Like its predecessor, which called for “families and communities to be resilient through times of hardship and to respond to adversity in the same way America always has – by picking ourselves up and continuing the task of keeping our country strong and safe,” the latest proclamation demonstrates a decidedly defensive and resilience-free mindset. Its content is void of even a call for continuous innovation in national preparedness, much less implementation of operationally proven resilience-based preparedness solutions.

Among other conditions, the continuing absence of national resilience is evidenced by:

  • The growing consequences inflicted by the continuing failures of America’s protected infrastructure(s);
  • Repeated warnings of impending doom from cyber predators; and
  • Calls for presidentially mandated cyber standards to halt global, technologically driven/speed-of-light threats to America’s highly exploitable infrastructures and every American reliant upon them.

Recent compromises of America’s offensive operations in cyberspace have only made a steadily worsening infrastructure situation terrible.
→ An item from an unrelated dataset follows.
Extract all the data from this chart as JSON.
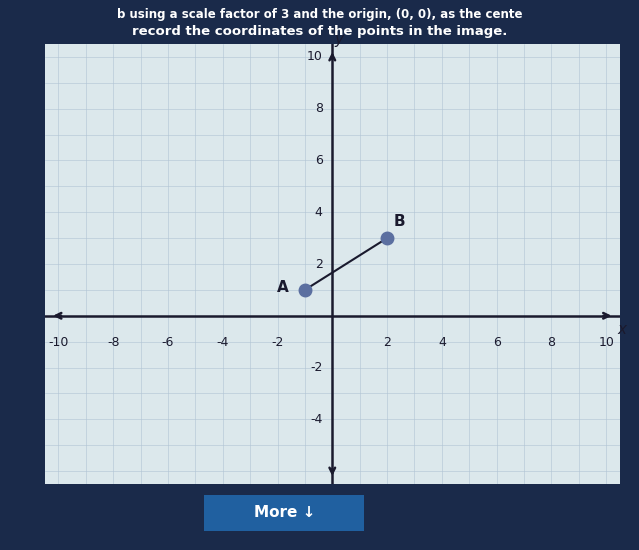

The apparently deliberate disclosures of some of America’s most sensitive cyberspace operations must (among other consequences) be viewed as having provided legitimacy to the activities of and consequences wrought by global cyber predators.

Even while acknowledging them in the Proclamation, the Administration’s rejection of the lessons of history is clear. Its continuing unwillingness to learn, continuously adapt and authentically apply nationally unifying, operationally proven resilience-based methodologies, metrics and technologies to preempt consequences, is best described as National Preparedness Half-Measure, maintenance of the status quo, and irresponsible. Ronald Reagan said it best: “Status quo you know is Latin for the mess we are in.”